Je vois à TV5 un court extrait d'entretien avec Yves Montand et soudain une vive émotion m'envahit et j'ai les yeux mouillés. Ce n'est pourtant pas Montand qui m'émeut ainsi, ni même ce qu'il disait. Non, c'est qu'à l'écouter parler et à le voir bouger, je crois réentendre et revoir un ami très cher, qui vivait à Paris, chez qui j'avais « ma chambre ». Il avait été danseur, chorégraphe et professeur de danse. Il avait une voix remarquable qui suscitait l'envie de nombreux acteurs qui le rencontraient. Il était pas mal plus âgé que moi et pourtant il était pour moi un ami très cher, un confident, un exemple, un mentor. Même s'il était à Paris et moi, la plupart du temps, à Montréal, il m'est si souvent arrivé et il m'arrive encore de me demander ce que ferait André dans telle ou telle situation...
André est décédé il y a un peu plus de trois ans, mais j'ai le sentiment de n'avoir pas pu faire mon deuil, pas plus que d'autres amis de Montréal, de Québec, de Toronto, qu'André avait connus lors de ses séjours à Montréal ou de leurs passages à Paris. André est décédé et nous avons tous eu le sentiment que sa famille, qui n'avait pourtant pas grand-chose en commun avec lui, sinon des liens de sang, s'est approprié ses biens et surtout sa mémoire.
Nous, ses amis québécois, avons eu le sentiment que la famille était bien pressée d'en finir avec lui : il était un homme de tradition et très attaché à sa mère, qu'il appelait toutes les semaines tant qu'elle était vivante. Il avait eu le malheur d'apprendre la mort de sa mère au retour d'un séjour qu'il avait fait chez moi ; puisque nous étions partis en Gaspésie, sa famille n'avait pu le joindre. Quand à son tour il est décédé, nous étions tous persuadés qu'il serait enterré près de sa mère, dans un cimetière breton. Non : la nièce l'a fait incinérer et déposer ses cendres dans un jardin près de l'hôpital où il est décédé, au Val-de-Grâce ; je me demande bien ce qui a pu se passer dans les jours précédant sa mort pour que lui demande à être incinéré et qu'aucune inscription nulle part n'indique qu'il a vécu. J'ai du mal à croire qu'il n'ait pas voulu reposer près de sa mère.

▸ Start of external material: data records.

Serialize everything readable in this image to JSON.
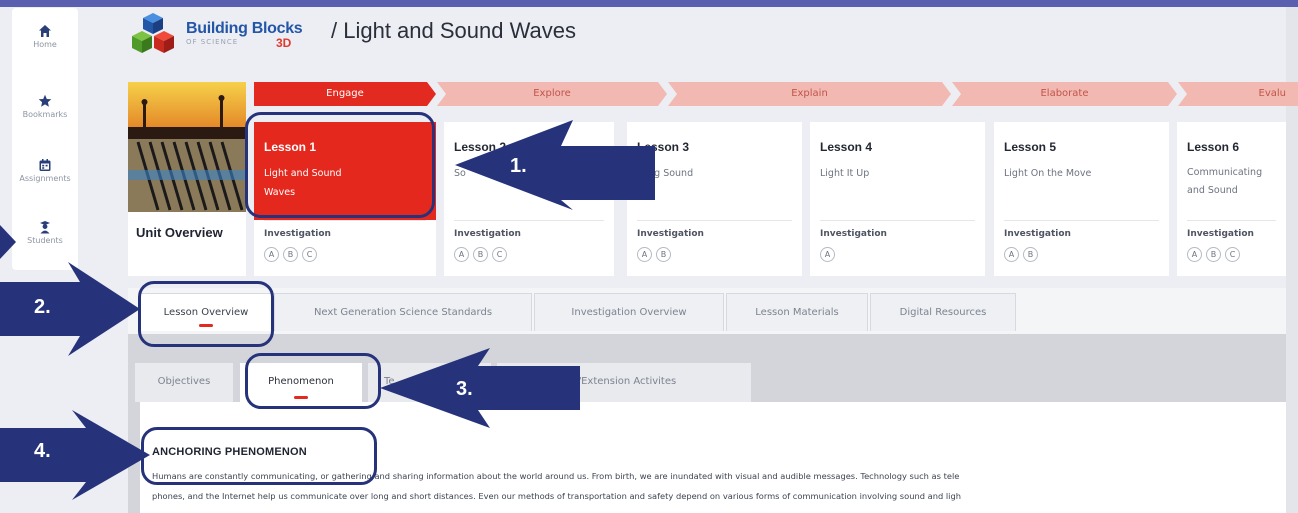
{
  "sidebar": {
    "items": [
      {
        "label": "Home",
        "icon": "home-icon"
      },
      {
        "label": "Bookmarks",
        "icon": "star-icon"
      },
      {
        "label": "Assignments",
        "icon": "calendar-icon"
      },
      {
        "label": "Students",
        "icon": "students-icon"
      }
    ]
  },
  "header": {
    "brand_main": "Building Blocks",
    "brand_sub": "OF SCIENCE",
    "brand_3d": "3D",
    "title": "/ Light and Sound Waves"
  },
  "phases": [
    "Engage",
    "Explore",
    "Explain",
    "Elaborate",
    "Evalu"
  ],
  "unit": {
    "label": "Unit Overview"
  },
  "lessons": [
    {
      "title": "Lesson 1",
      "name": "Light and Sound Waves",
      "investigation_label": "Investigation",
      "investigations": [
        "A",
        "B",
        "C"
      ],
      "active": true
    },
    {
      "title": "Lesson 2",
      "name": "So",
      "investigation_label": "Investigation",
      "investigations": [
        "A",
        "B",
        "C"
      ]
    },
    {
      "title": "Lesson 3",
      "name": "eling Sound",
      "investigation_label": "Investigation",
      "investigations": [
        "A",
        "B"
      ]
    },
    {
      "title": "Lesson 4",
      "name": "Light It Up",
      "investigation_label": "Investigation",
      "investigations": [
        "A"
      ]
    },
    {
      "title": "Lesson 5",
      "name": "Light On the Move",
      "investigation_label": "Investigation",
      "investigations": [
        "A",
        "B"
      ]
    },
    {
      "title": "Lesson 6",
      "name": "Communicating and Sound",
      "investigation_label": "Investigation",
      "investigations": [
        "A",
        "B",
        "C"
      ]
    }
  ],
  "tabs": [
    "Lesson Overview",
    "Next Generation Science Standards",
    "Investigation Overview",
    "Lesson Materials",
    "Digital Resources"
  ],
  "subtabs": [
    "Objectives",
    "Phenomenon",
    "Te",
    "y/Extension Activites"
  ],
  "content": {
    "heading": "ANCHORING PHENOMENON",
    "para1": "Humans are constantly communicating, or gathering and sharing information about the world around us. From birth, we are inundated with visual and audible messages. Technology such as tele",
    "para2": "phones, and the Internet help us communicate over long and short distances. Even our methods of transportation and safety depend on various forms of communication involving sound and ligh"
  },
  "callouts": [
    "1.",
    "2.",
    "3.",
    "4."
  ],
  "colors": {
    "accent": "#e22a20",
    "annotation": "#26337a",
    "brand": "#2456a8"
  }
}
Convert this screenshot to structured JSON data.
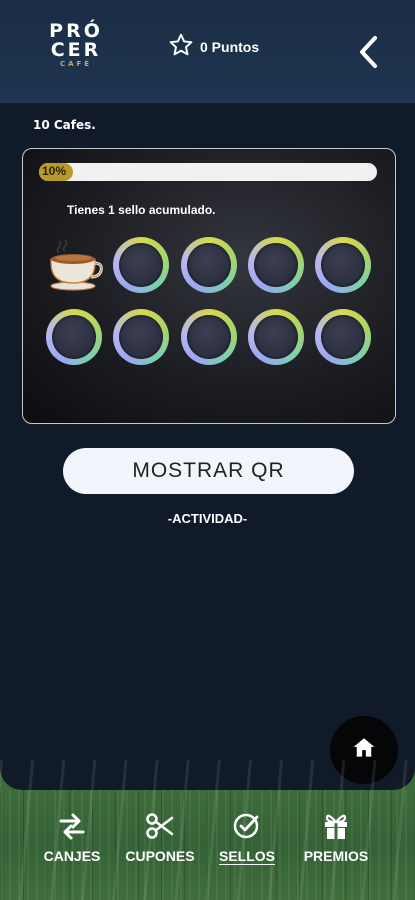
{
  "header": {
    "logo_line1": "PRÓ",
    "logo_line2": "CER",
    "logo_line3": "CAFÉ",
    "points_label": "0 Puntos",
    "icons": {
      "points": "star-outline-icon",
      "back": "chevron-left-icon"
    }
  },
  "card": {
    "count_label": "10 Cafes.",
    "progress_percent": 10,
    "progress_text": "10%",
    "message": "Tienes 1 sello acumulado.",
    "stamps_total": 10,
    "stamps_filled": 1,
    "stamp_icon": "coffee-cup-icon"
  },
  "actions": {
    "qr_label": "MOSTRAR QR",
    "activity_label": "-ACTIVIDAD-",
    "home_icon": "home-icon"
  },
  "nav": {
    "items": [
      {
        "label": "CANJES",
        "icon": "exchange-arrows-icon",
        "active": false
      },
      {
        "label": "CUPONES",
        "icon": "scissors-icon",
        "active": false
      },
      {
        "label": "SELLOS",
        "icon": "check-circle-icon",
        "active": true
      },
      {
        "label": "PREMIOS",
        "icon": "gift-icon",
        "active": false
      }
    ]
  },
  "colors": {
    "app_bg": "#111a28",
    "header_bg": "#1f3550",
    "progress_fill": "#b89a2c",
    "bottom_bg": "#3e6b3a"
  }
}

J'ai du mal, comme d'autres amis québécois, à voir la façon dont la famille et un ami parisien peut-être, se sont approprié pas seulement ses biens matériels, de nombreuses collections, des objets superbes, des objets rares, mais surtout sa mémoire ; j'ai le sentiment que dès le lendemain de son incinération, on a voulu faire comme s'il n'avait pas eu une vie très active, de nombreux amis partout dans le monde, comme si ces amis ne comptaient plus pour rien. Il y a quelques années, il m'avait confié avoir fait de moi l'un de ses héritiers ; il a pu changer d'idée et je ne revendique surtout pas une part des richesses qu'il a laissées derrière lui. Ce que je revendique, et je crois être en droit de le faire, c'est que sa famille ne fasse pas comme si cet être qui a connu une certaine célébrité, qui avait de nombreux amis, n'ait jamais existé (sauf pour laisser un héritage à qui ne le mérite pas).